Gradient descent algorithms attempt to move towards the global minimum of the error function. If the error surface does not have local minima the situation is very simple because any step downwards will take us closer to the global minimum point. However, error surfaces of real problems can be very complex. If there are local minimum points in the error surface the gradient descent algorithm can get trapped in one of them.

A simplified approach of the local minima problem
A simplified approach of the local minima problem

One way of escaping local minima can be by starting the training process with the online algorithm as it produces enough noise to make the algorithm escape from local minima.
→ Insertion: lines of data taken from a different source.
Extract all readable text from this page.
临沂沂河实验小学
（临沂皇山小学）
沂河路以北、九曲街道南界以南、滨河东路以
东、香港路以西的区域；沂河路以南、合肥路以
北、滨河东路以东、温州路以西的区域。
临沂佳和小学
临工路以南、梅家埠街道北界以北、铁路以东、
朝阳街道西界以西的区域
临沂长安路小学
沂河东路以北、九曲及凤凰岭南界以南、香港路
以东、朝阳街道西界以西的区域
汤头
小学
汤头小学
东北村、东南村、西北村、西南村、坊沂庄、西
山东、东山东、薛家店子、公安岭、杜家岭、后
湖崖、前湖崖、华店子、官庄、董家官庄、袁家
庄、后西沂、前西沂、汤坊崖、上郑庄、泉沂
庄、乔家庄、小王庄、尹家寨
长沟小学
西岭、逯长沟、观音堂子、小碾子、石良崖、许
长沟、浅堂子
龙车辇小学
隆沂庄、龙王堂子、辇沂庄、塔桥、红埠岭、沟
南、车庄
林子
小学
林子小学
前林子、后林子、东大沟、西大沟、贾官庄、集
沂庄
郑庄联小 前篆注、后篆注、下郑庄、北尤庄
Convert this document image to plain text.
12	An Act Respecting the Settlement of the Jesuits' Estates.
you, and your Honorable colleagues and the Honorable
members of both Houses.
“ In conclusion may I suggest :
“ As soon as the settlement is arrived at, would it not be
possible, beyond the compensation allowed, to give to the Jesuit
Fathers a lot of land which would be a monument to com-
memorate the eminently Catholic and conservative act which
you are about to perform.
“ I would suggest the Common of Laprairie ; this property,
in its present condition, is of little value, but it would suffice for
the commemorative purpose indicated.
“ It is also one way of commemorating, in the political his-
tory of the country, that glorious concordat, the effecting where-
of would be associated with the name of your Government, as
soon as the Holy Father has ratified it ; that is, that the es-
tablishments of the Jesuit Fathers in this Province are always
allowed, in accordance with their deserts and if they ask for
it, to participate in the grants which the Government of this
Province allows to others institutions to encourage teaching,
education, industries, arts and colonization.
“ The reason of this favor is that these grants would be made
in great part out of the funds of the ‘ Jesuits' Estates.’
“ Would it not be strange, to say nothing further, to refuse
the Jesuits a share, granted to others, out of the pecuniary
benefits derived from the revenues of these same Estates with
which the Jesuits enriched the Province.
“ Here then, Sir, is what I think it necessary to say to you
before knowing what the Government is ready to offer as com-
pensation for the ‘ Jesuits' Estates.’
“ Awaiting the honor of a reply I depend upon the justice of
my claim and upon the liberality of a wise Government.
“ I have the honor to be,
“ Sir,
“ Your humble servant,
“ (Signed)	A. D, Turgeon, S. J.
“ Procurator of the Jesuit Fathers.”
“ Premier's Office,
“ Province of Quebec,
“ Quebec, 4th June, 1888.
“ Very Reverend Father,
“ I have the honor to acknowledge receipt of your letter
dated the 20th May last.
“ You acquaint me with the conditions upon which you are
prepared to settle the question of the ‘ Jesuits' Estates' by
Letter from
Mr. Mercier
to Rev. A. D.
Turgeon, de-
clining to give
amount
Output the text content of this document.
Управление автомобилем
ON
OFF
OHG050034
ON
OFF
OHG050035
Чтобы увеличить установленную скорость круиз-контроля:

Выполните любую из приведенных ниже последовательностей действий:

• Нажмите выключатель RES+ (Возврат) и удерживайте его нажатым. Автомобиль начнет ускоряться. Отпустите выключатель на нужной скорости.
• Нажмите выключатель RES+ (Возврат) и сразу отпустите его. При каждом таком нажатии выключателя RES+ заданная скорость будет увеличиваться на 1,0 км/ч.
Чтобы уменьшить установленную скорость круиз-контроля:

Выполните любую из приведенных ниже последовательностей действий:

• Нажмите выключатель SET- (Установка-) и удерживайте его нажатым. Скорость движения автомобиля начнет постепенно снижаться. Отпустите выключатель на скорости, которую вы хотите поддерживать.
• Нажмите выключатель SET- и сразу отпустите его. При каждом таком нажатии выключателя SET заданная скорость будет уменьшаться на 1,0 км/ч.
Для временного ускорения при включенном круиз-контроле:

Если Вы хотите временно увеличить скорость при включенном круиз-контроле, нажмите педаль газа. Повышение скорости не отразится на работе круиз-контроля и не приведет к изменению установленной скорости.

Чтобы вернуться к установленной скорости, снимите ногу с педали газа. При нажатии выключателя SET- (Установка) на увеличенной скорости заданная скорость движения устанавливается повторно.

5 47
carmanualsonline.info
Once the network has reached the global minimum it is worth switching to the batch method so that the global minimum is determined at a greater accuracy.

Switching between online and batch processing

The momentum

A very commonly used extension to the backpropagation algorithm is the use of a so-called momentum term which means that the weights are modified with the weighed sum of the actual and all the previous gradients. Altering the weights will look like this:

\Delta w_{l,i,j}^{(t+1)}=-\alpha(1-\beta)\frac{\partial E^{(t)}}{w_{l,i,j}}+\beta\Delta w_{l,i,j}^{(t)}=-\alpha(1-\beta)\sum\limits_{k=0}^t \beta^k\frac{\partial E^{(t-k)}}{\partial w_{l,i,j}}.

When the gradients following each other are equal the exponentially weighed sum increases causing larger changes in the weights. When the following gradients change sign this sum decreases. In practice the momentum term is to be set in the interval (0,1).